Walton’s theory, buying in bulk to make it cheaper for the business owner and customer worked supremely well. So well, in fact, that today more than 3,600 facilities in the United States and over 1,570 units thrive in other various parts of the world: Mexico, Puerto Rico, Canada, Argentina, Brazil, China, Korea, Germany and the United Kingdom.
But I’m a bit apprehensive. Hundreds of privately owned and large well-known business chains have closed down or filed for bankruptcy.
Not only are businesses going down the tubes because of Wal-Mart’s invasion into already marked-territory, but also Wal-Mart’s average employee isn’t receiving adequate salary.
The employees are paid salaries that would place them below the poverty level. So when I say “adequate salary,” I mean income that would bring that person out of the poverty level and at the very least into the “lower middle class” socio-economic level.
Since Wal-Mart is the largest corporation, they can obviously be deemed the nation’s chief secondary employer, next to the federal government. Hence, Wal-Mart’s low wages are definitely negatively affecting millions of people.
It seems ironic to me that the world’s largest retail store cannot even give average hourly salaries to its workers.
On average, most Wal-Mart workers receive $9 an hour. Not surprisingly, Wal-Mart isn’t unionized, and strongly discourages unions at all.
I can hear the rebuttals, “Well, Wal-Mart is the cheapest and I’m a poor college student,” etc.
Yes, well, Wal-Mart may be the cheapest, but cheap for whom?
Cheap for the workers who stand on average eight hours a day and then go home to a roach-infested apartment and two hungry children?

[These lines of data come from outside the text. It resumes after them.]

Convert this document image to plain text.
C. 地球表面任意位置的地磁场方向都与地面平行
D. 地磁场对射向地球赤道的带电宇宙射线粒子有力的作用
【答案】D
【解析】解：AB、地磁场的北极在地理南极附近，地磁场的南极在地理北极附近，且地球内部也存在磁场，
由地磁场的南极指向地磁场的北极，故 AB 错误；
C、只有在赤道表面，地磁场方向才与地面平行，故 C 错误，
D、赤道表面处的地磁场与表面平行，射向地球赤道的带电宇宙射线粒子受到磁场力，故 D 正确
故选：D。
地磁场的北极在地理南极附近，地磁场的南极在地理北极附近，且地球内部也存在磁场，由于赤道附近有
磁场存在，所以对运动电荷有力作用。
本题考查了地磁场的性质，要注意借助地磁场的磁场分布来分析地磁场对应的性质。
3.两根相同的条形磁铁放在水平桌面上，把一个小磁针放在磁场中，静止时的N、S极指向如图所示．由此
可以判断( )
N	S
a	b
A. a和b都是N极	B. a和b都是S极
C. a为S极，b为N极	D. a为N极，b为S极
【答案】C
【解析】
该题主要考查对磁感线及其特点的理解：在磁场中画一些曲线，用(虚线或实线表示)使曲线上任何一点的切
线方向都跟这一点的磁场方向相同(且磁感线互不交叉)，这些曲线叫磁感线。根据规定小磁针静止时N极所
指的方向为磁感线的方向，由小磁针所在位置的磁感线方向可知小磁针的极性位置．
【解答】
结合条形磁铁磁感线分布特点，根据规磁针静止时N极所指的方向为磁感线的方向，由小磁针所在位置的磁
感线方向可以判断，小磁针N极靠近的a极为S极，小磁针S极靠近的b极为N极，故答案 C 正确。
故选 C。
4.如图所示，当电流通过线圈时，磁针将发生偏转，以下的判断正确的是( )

Cheap for the thousands of children laboring at the sweat shops 18 hours a day and then unable to even buy some food because the bus fare takes up the majority of their paycheck?
Cheap for you, because you get that T-shirt at discounted price? Think about it.
I’m not asking you to cease shopping at Wal-Mart. I’m not asking you to start a lobbying group against Wal-Mart. I’m simply asking you to think about this.
Be aware of this. Research it, ask yourself questions, and then ask the main question: cheap for whom?